Fowler devised a brilliant concept. We have two coppers who began their investigative careers during Hitler’s war. One, Arthur Bryant, is an intellectual iconoclast, a fount of obscure knowledge, be it of Tibet, Inner Mongolia, Patagonia or the inner regions of the Hindu Kush. His expertise, however, is London. There is not a hidden river, an execution site, an ancient drovers’ trackway or site of an old graveyard that Arthur doesn’t have logged somewhere in his noggin. His colleague, John May, is slightly younger, but has adapted to the passing years. He wears decent suits, chooses conciliation rather than confrontation, and retains the razor sharp mind of his younger years. He is resolutely and remorselessly devoted to Arthur Bryant, and such is Fowler’s mastery of human chemistry that we know  one could never exist without the other.
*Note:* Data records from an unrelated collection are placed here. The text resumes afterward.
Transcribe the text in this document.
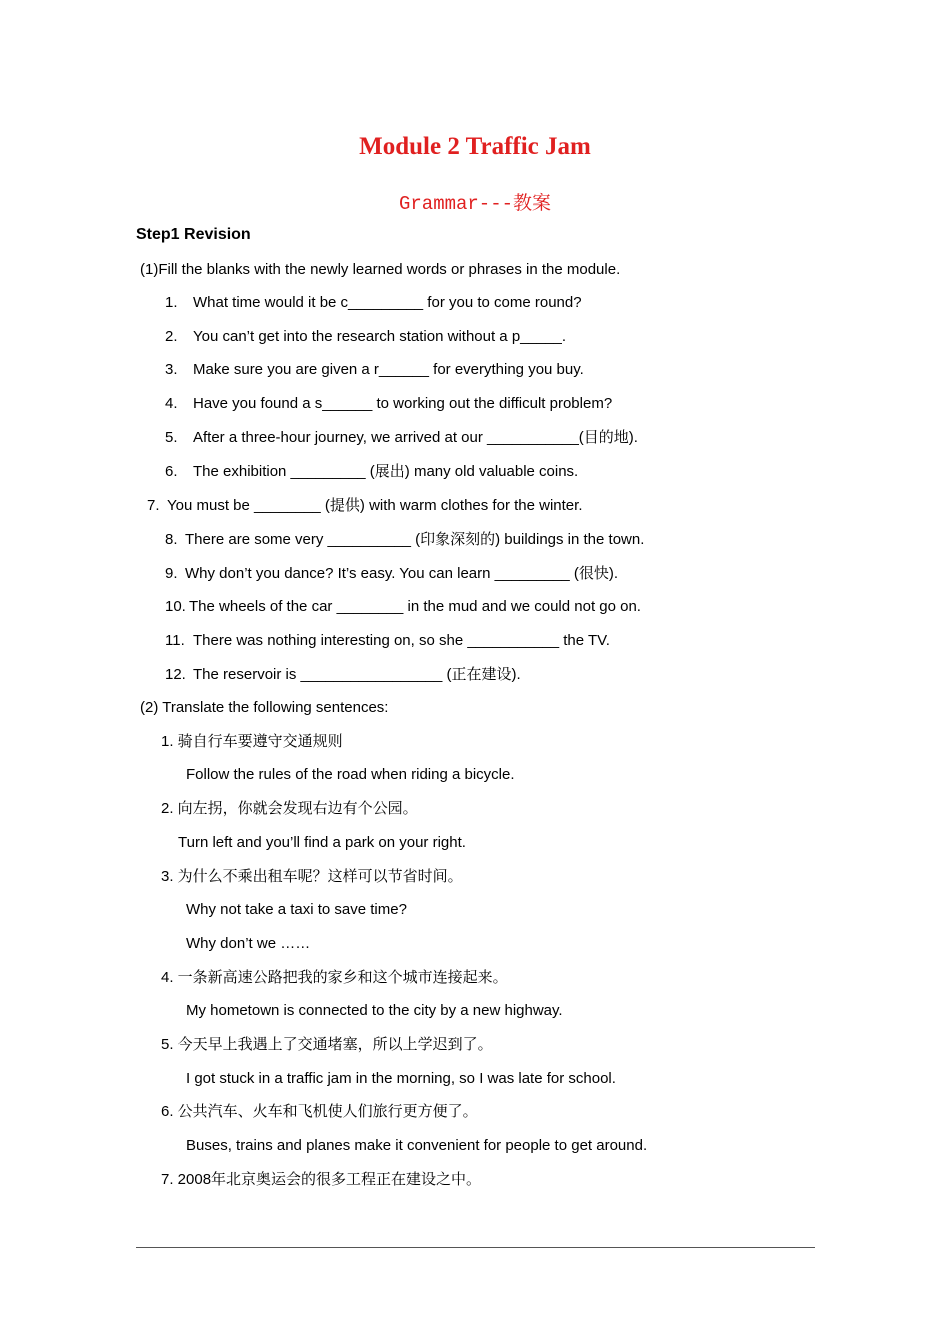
Module 2 Traffic Jam
Grammar---教案
Step1 Revision
(1)Fill the blanks with the newly learned words or phrases in the module.
1. What time would it be c_________ for you to come round?
2. You can’t get into the research station without a p_____.
3. Make sure you are given a r______ for everything you buy.
4. Have you found a s______ to working out the difficult problem?
5. After a three-hour journey, we arrived at our ___________(目的地).
6. The exhibition _________ (展出) many old valuable coins.
7. You must be ________ (提供) with warm clothes for the winter.
8. There are some very __________ (印象深刻的) buildings in the town.
9. Why don’t you dance? It’s easy. You can learn _________ (很快).
10. The wheels of the car ________ in the mud and we could not go on.
11. There was nothing interesting on, so she ___________ the TV.
12. The reservoir is _________________ (正在建设).
(2) Translate the following sentences:
1. 骑自行车要遵守交通规则
Follow the rules of the road when riding a bicycle.
2. 向左拐，你就会发现右边有个公园。
Turn left and you’ll find a park on your right.
3. 为什么不乘出租车呢？这样可以节省时间。
Why not take a taxi to save time?
Why don’t we ……
4. 一条新高速公路把我的家乡和这个城市连接起来。
My hometown is connected to the city by a new highway.
5. 今天早上我遇上了交通堵塞，所以上学迟到了。
I got stuck in a traffic jam in the morning, so I was late for school.
6. 公共汽车、火车和飞机使人们旅行更方便了。
Buses, trains and planes make it convenient for people to get around.
7. 2008年北京奥运会的很多工程正在建设之中。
Screen Shot 2021-11-21 at 18.34.16There were nineteen B & M novels, beginning with Full Dark House in 2003, plus a quartet of graphic novels and short story collections. I say ‘were’, because although Christopher Fowler (left) is still with us, those who have read London Bridge Is Falling Down (2021) will know – and I am sorry if this is a spoiler – that old age and infirmity finally catches up with the venerable pair of detectives. Where to start to talk about this series? The author himself is, as far as I can judge, a modern and cosmopolitan fellow, but his love – and knowledge – of London is all embracing. Christopher Fowler is a one-off in contemporary writing, and completely individual, but speaking as an elderly chap with many years of reading behind me, I can best put him in context with great English writers of the last 150 years or so by looking at various aspects of the novels.
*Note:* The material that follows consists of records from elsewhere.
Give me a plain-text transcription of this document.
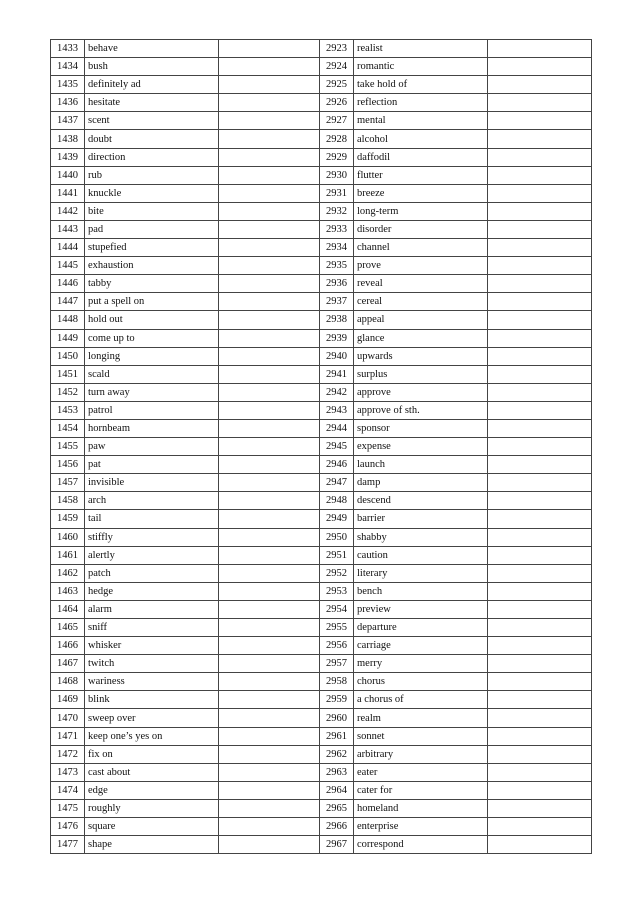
1433	behave		2923	realist	
1434	bush		2924	romantic	
1435	definitely ad		2925	take hold of	
1436	hesitate		2926	reflection	
1437	scent		2927	mental	
1438	doubt		2928	alcohol	
1439	direction		2929	daffodil	
1440	rub		2930	flutter	
1441	knuckle		2931	breeze	
1442	bite		2932	long-term	
1443	pad		2933	disorder	
1444	stupefied		2934	channel	
1445	exhaustion		2935	prove	
1446	tabby		2936	reveal	
1447	put a spell on		2937	cereal	
1448	hold out		2938	appeal	
1449	come up to		2939	glance	
1450	longing		2940	upwards	
1451	scald		2941	surplus	
1452	turn away		2942	approve	
1453	patrol		2943	approve of sth.	
1454	hornbeam		2944	sponsor	
1455	paw		2945	expense	
1456	pat		2946	launch	
1457	invisible		2947	damp	
1458	arch		2948	descend	
1459	tail		2949	barrier	
1460	stiffly		2950	shabby	
1461	alertly		2951	caution	
1462	patch		2952	literary	
1463	hedge		2953	bench	
1464	alarm		2954	preview	
1465	sniff		2955	departure	
1466	whisker		2956	carriage	
1467	twitch		2957	merry	
1468	wariness		2958	chorus	
1469	blink		2959	a chorus of	
1470	sweep over		2960	realm	
1471	keep one’s yes on		2961	sonnet	
1472	fix on		2962	arbitrary	
1473	cast about		2963	eater	
1474	edge		2964	cater for	
1475	roughly		2965	homeland	
1476	square		2966	enterprise	
1477	shape		2967	correspond	
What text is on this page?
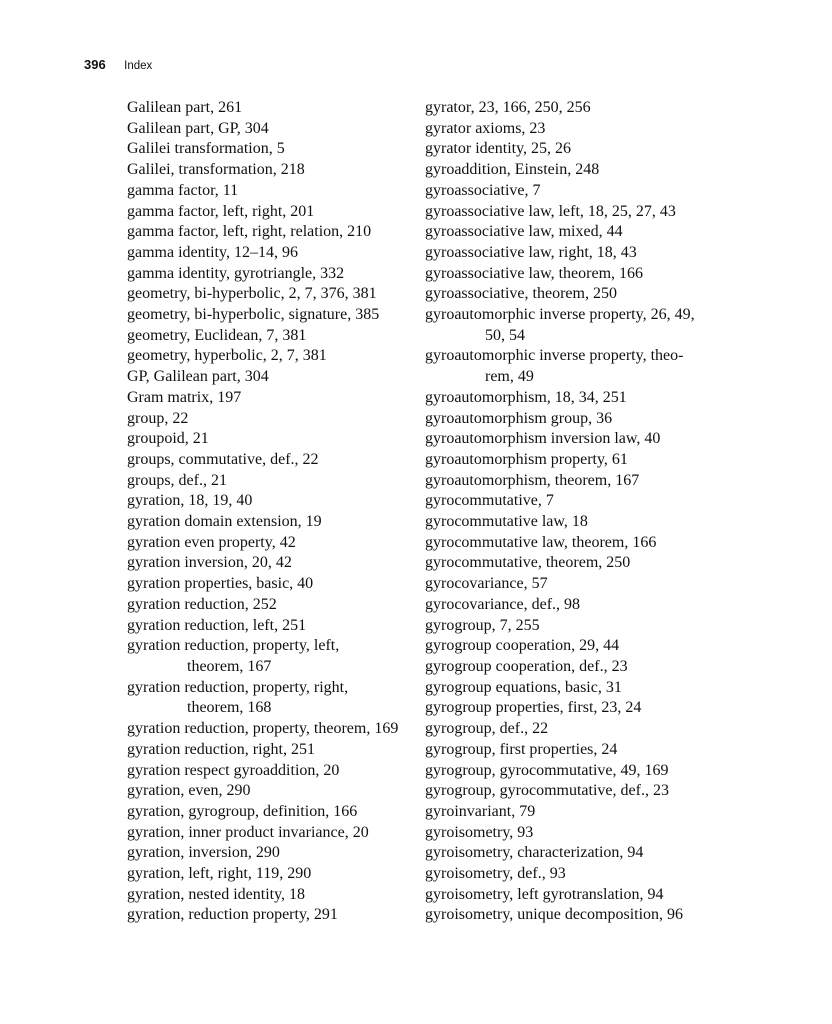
396 Index
Galilean part, 261
Galilean part, GP, 304
Galilei transformation, 5
Galilei, transformation, 218
gamma factor, 11
gamma factor, left, right, 201
gamma factor, left, right, relation, 210
gamma identity, 12–14, 96
gamma identity, gyrotriangle, 332
geometry, bi-hyperbolic, 2, 7, 376, 381
geometry, bi-hyperbolic, signature, 385
geometry, Euclidean, 7, 381
geometry, hyperbolic, 2, 7, 381
GP, Galilean part, 304
Gram matrix, 197
group, 22
groupoid, 21
groups, commutative, def., 22
groups, def., 21
gyration, 18, 19, 40
gyration domain extension, 19
gyration even property, 42
gyration inversion, 20, 42
gyration properties, basic, 40
gyration reduction, 252
gyration reduction, left, 251
gyration reduction, property, left,
theorem, 167
gyration reduction, property, right,
theorem, 168
gyration reduction, property, theorem, 169
gyration reduction, right, 251
gyration respect gyroaddition, 20
gyration, even, 290
gyration, gyrogroup, definition, 166
gyration, inner product invariance, 20
gyration, inversion, 290
gyration, left, right, 119, 290
gyration, nested identity, 18
gyration, reduction property, 291
gyrator, 23, 166, 250, 256
gyrator axioms, 23
gyrator identity, 25, 26
gyroaddition, Einstein, 248
gyroassociative, 7
gyroassociative law, left, 18, 25, 27, 43
gyroassociative law, mixed, 44
gyroassociative law, right, 18, 43
gyroassociative law, theorem, 166
gyroassociative, theorem, 250
gyroautomorphic inverse property, 26, 49,
50, 54
gyroautomorphic inverse property, theo-
rem, 49
gyroautomorphism, 18, 34, 251
gyroautomorphism group, 36
gyroautomorphism inversion law, 40
gyroautomorphism property, 61
gyroautomorphism, theorem, 167
gyrocommutative, 7
gyrocommutative law, 18
gyrocommutative law, theorem, 166
gyrocommutative, theorem, 250
gyrocovariance, 57
gyrocovariance, def., 98
gyrogroup, 7, 255
gyrogroup cooperation, 29, 44
gyrogroup cooperation, def., 23
gyrogroup equations, basic, 31
gyrogroup properties, first, 23, 24
gyrogroup, def., 22
gyrogroup, first properties, 24
gyrogroup, gyrocommutative, 49, 169
gyrogroup, gyrocommutative, def., 23
gyroinvariant, 79
gyroisometry, 93
gyroisometry, characterization, 94
gyroisometry, def., 93
gyroisometry, left gyrotranslation, 94
gyroisometry, unique decomposition, 96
There is humour in the books, plenty of it and – as you might guess – it’s very English. Imagine a chain of writers which goes back to Victorian times, starting perhaps with Israel Zangwill and the Grossmith brothers. The torch is carried onwards by Wodehouse, JV Morton and – with a more abrasive edge – by Waugh. Tom Sharpe is largely forgotten now, but his anarchic view of English customs and behaviour fits in well.
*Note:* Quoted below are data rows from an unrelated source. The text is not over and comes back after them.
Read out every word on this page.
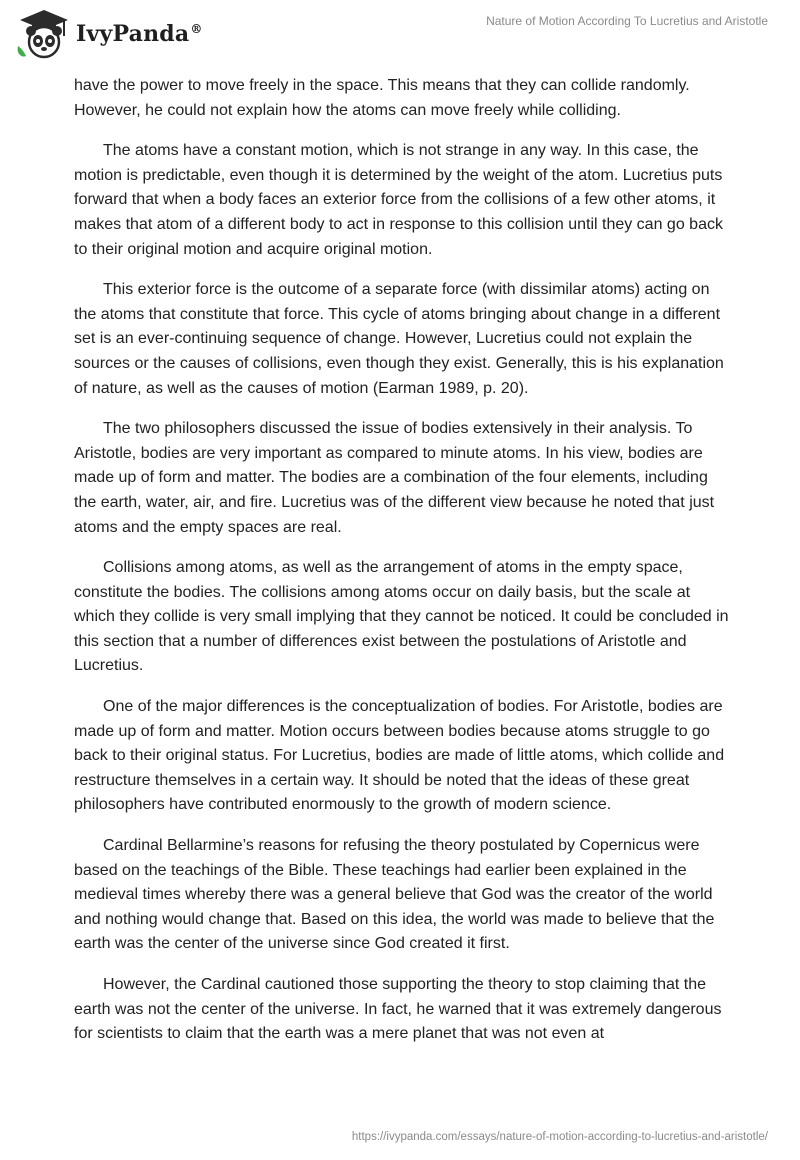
IvyPanda®
Nature of Motion According To Lucretius and Aristotle

have the power to move freely in the space. This means that they can collide randomly. However, he could not explain how the atoms can move freely while colliding.

The atoms have a constant motion, which is not strange in any way. In this case, the motion is predictable, even though it is determined by the weight of the atom. Lucretius puts forward that when a body faces an exterior force from the collisions of a few other atoms, it makes that atom of a different body to act in response to this collision until they can go back to their original motion and acquire original motion.

This exterior force is the outcome of a separate force (with dissimilar atoms) acting on the atoms that constitute that force. This cycle of atoms bringing about change in a different set is an ever-continuing sequence of change. However, Lucretius could not explain the sources or the causes of collisions, even though they exist. Generally, this is his explanation of nature, as well as the causes of motion (Earman 1989, p. 20).

The two philosophers discussed the issue of bodies extensively in their analysis. To Aristotle, bodies are very important as compared to minute atoms. In his view, bodies are made up of form and matter. The bodies are a combination of the four elements, including the earth, water, air, and fire. Lucretius was of the different view because he noted that just atoms and the empty spaces are real.

Collisions among atoms, as well as the arrangement of atoms in the empty space, constitute the bodies. The collisions among atoms occur on daily basis, but the scale at which they collide is very small implying that they cannot be noticed. It could be concluded in this section that a number of differences exist between the postulations of Aristotle and Lucretius.

One of the major differences is the conceptualization of bodies. For Aristotle, bodies are made up of form and matter. Motion occurs between bodies because atoms struggle to go back to their original status. For Lucretius, bodies are made of little atoms, which collide and restructure themselves in a certain way. It should be noted that the ideas of these great philosophers have contributed enormously to the growth of modern science.

Cardinal Bellarmine’s reasons for refusing the theory postulated by Copernicus were based on the teachings of the Bible. These teachings had earlier been explained in the medieval times whereby there was a general believe that God was the creator of the world and nothing would change that. Based on this idea, the world was made to believe that the earth was the center of the universe since God created it first.

However, the Cardinal cautioned those supporting the theory to stop claiming that the earth was not the center of the universe. In fact, he warned that it was extremely dangerous for scientists to claim that the earth was a mere planet that was not even at

https://ivypanda.com/essays/nature-of-motion-according-to-lucretius-and-aristotle/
Now the city of London itself. Imagine a writer with the nostalgic fondness of Betjeman, blended with the darker imagination of writers like Ackroyd and Sinclair, and you will find that Christopher Fowler fits the bill perfectly. He makes us aware that the streets of his home town are like a stage, with troupes of actors down the ages acting out their dramas, each set of footsteps eventually fading to give way to the next, but each leaving something indelible behind, eternally available for those with ears to listen

Let’s not forget, though, that this is crime fiction, and the B&M stories have a strong vein of the Golden Age running through them, particularly with the ‘impossible’ crimes. Not content with mere locked rooms, Fowler takes us into a world where pubs vanish of the face off the earth and an 18th century highwayman commits murder in an art gallery. We started our journey in Derek Raymond’s London, with its drab streets, mean hearts, cruelty and violence. The streets walked by Bryant and May certainly have their dark corners, but Christopher Fowler fills them with joyful quirks of history, ghosts (mainly benevolent) and a sense of gleeful iconoclasm.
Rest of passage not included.